Stand outside the International Space Station (wear a space suit, otherwise you won't have time to try this) and hold a juggling ball right by your helmet. Without imparting any relative (to you) velocity, let it go, and it will stay there. It's incredibly difficult to do this, apparently, because you always move slightly as you let it go and withdraw your hand, but in theory, it will just hang there, because you are in weightless conditions.

Note that there is gravity - you are not in a gravity-free position. You are in "free-fall" (a technical term, meaning you are moving freely under the force of gravity alone), so you move together, you and the juggling ball.

We need to define "sideways". I'll use the following coordinate system.

At any given moment you can picture the line joining you with the centre of gravity of the Earth (or whatever body you're orbiting). Going along that line, towards the centre of gravity, is what I'll call "down".

You have a velocity, and that includes a direction of motion, which is parallel to the Earth's surface if you're in a circular orbit. That is what I'll call "forward".

The direction at right angles to both of these is what I'll call "sideways". If you orient yourself facing forwards, feet down, then we have a clear "left" and "right".

To maintain this orientation you will, relative to the fixed stars, rotate once every orbit to make sure your feet stay "down".

Now give it a gentle push "sideways". As you will probably know, it will then travel away from you in a straight line at a constant speed, because that's what happens in zero gravity.

But it doesn't ...

But this isn't zero gravity. This is free-fall, and that's not what happens.

If you get the direction exactly right (and the tolerances are inhumanly small) then the ball will go away from you, yes, in a straight line (more-or-less), yes, but it will slow down. After about 23.2 minutes it will come to a complete stop, and start to come back.

Another 23.2 minutes sees it return to its original position, but now travelling in the opposite direction. It keeps going, but again will slow down, coming to rest after about 23.2 minutes, before starting on its return journey, arriving back in your hand after about 92.7 minutes.

For most people, the correct reaction is - wait ... what ??

How does that happen?

These assumptions can be revisited later to see how things change in the real situation, but they are pretty good estimates as starters.
So let's see why this is true, how it works, and what the implications might be. For the sake of simplicity, let's assume that the orbit is perfectly circular, has a period of exactly 92 minutes, and that the Earth is a perfect sphere of uniform density.
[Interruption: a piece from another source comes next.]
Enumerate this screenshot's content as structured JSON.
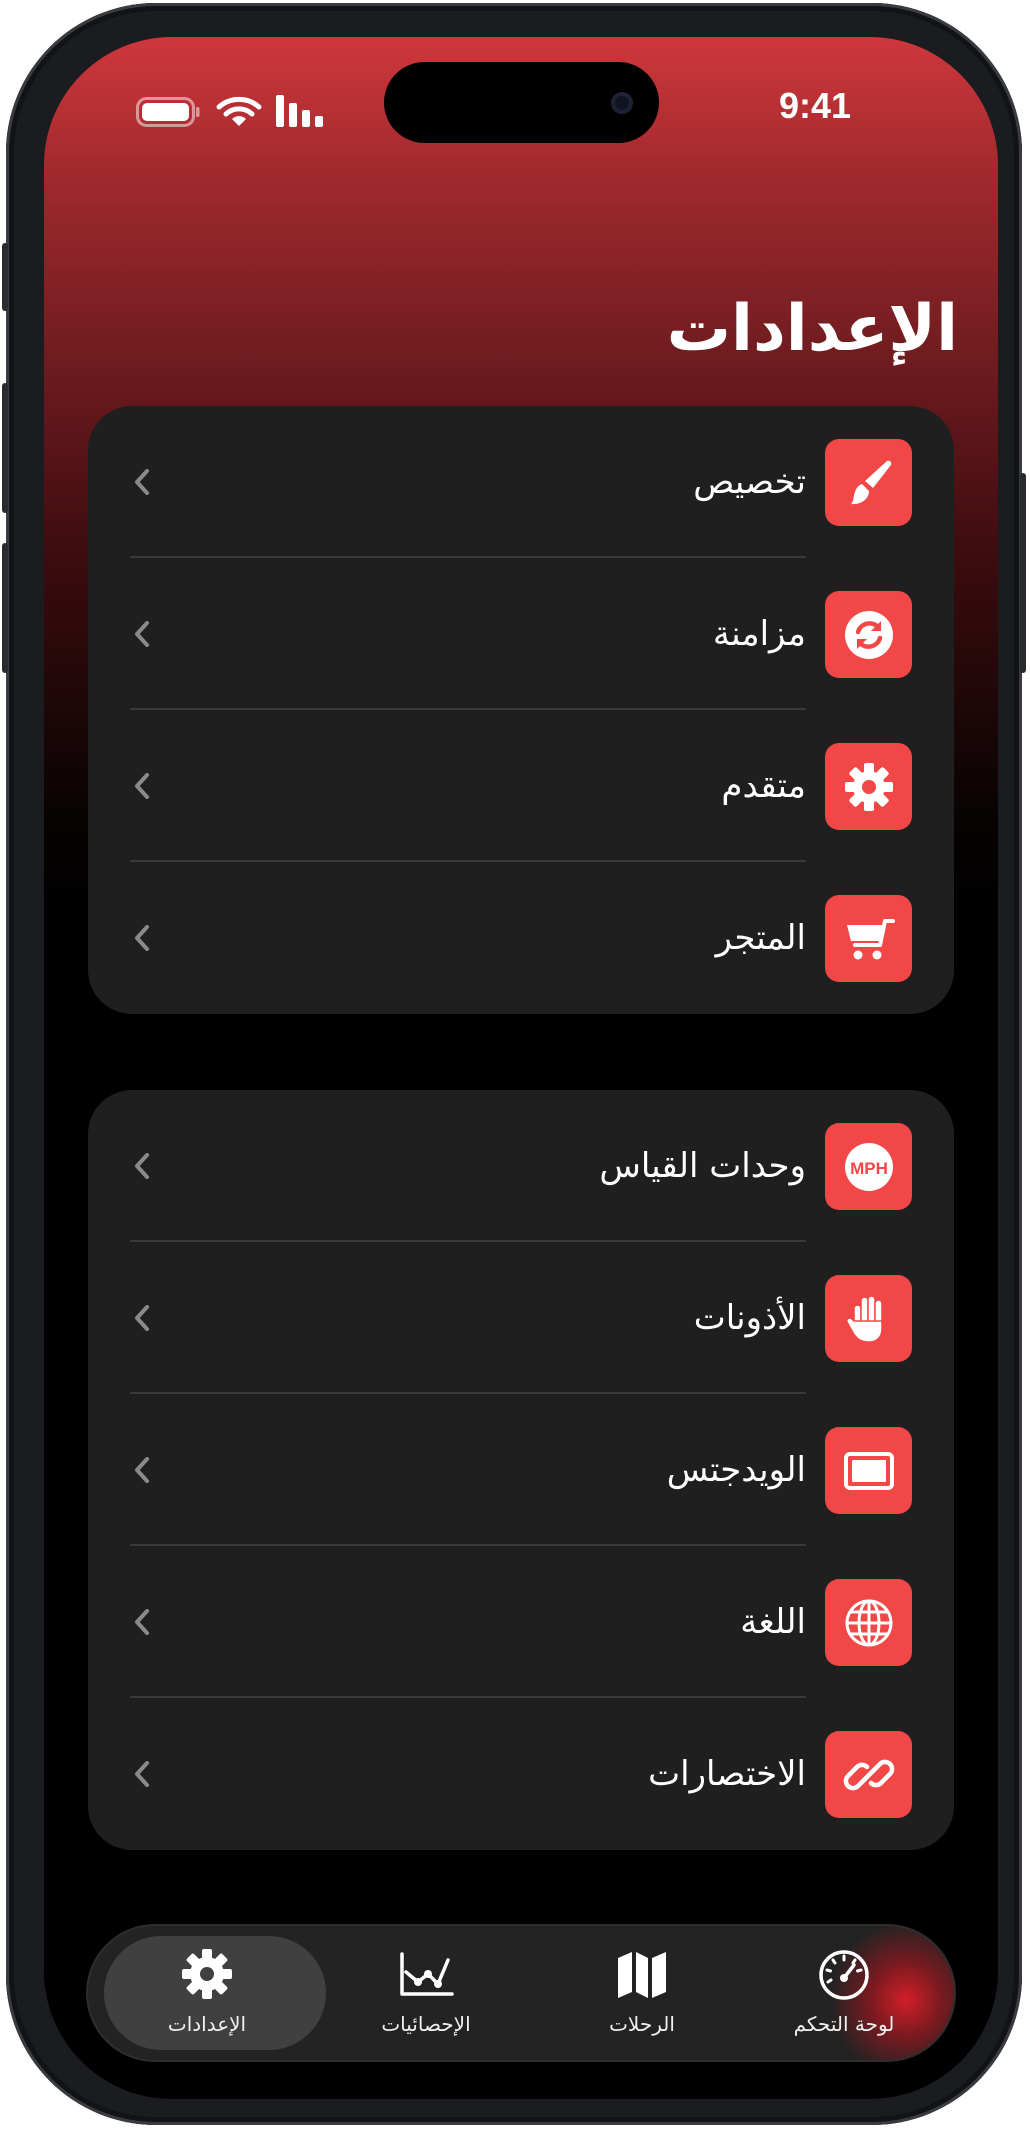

When you have the ball "floating" by your helmet, you and the ball are both in circular orbit around the some point, the centre of gravity of the Earth. The two orbits are really close, so there's no real difference between them. You travel in close formation, and from your point of view, the ball "holds station" with you.

But the clue is in the phrase "from your point of view".

Looking in from the outside, you are both screaming along in a circle around the Earth at about 7.7 km/s.

So what happens when you give the ball a push? We are assuming it's a gentle push (whatever that means), and in exactly the right direction (whatever that means).
You and the ball
What it means is that we're choosing the direction to result in the ball still travelling in an exactly circular orbit, but we've changed its "tilt" slightly. So now you and the ball are travelling in circles of the same size, with the same centre, and at the same speed. The result is as in this diagram, you in green, the ball in blue, and as you can see, the ball initially travels away from you.

But after 1/4 of an orbit you are travelling in parallel, and then the ball starts to come back to you. After 1/2 an orbit your paths cross, and the ball has returned. Then the dance repeats on the other side, until finally you are reunited after a single, complete orbit.

From your point of view, if the direction you push is exactly right, the ball will bounce back and forth through your position, as if tethered by a piece of elastic. You can look at the displacement, and the ball is literally performing simple harmonic motion through your position. It appears to you that there is a "restoring force" for the ball, but that force is, in the grand scheme of things, fictitious. It's an artifact of your rotating frame of reference.

How big is it?

We can compute the size of this apparent force. The orbital period is 92 minutes, (more accurately, the orbital period of the ISS is about 92.68 mins) and for simplicity we will assume the maximum displacement is 1 metre. Then the formula for the displacement is:

  • $D(t)=\sin(\omega t)$

When $t$ is 92 minutes the displacement has completed one full cycle, so $\omega\times(92 ~mins)=2\pi$, and $\omega=\frac{2\pi}{5520}s^{-1}$.

Now acceleration is the double derivative of that, so

  • $A(t) = -\omega^{2}\sin(\omega t)$

We evaluate that at $t$ equal to 23 minutes, which is where the ball is one metre away, and we get:

  • $A_{d=1} = -\left( \frac{2\pi}{5520} \right)^2$

Note: an earlier version had $1.3\times 10^{-7} ms^{-2}$, but I just did the sums again and got $1.3\times 10^{-6} ms^{-2}$. I don't know where the discrepancy was/is ... colour me confused.
So the acceleration is about $1.3\times 10^{-6} ms^{-2}$ for every metre you move away, and it's a restoring force, so there should be a minus sign, but I'm ignoring that for now. That's really not a lot, but it's definitely there, it's definitely real, and in larger orbital manoeuvres it is a force to be reckoned with.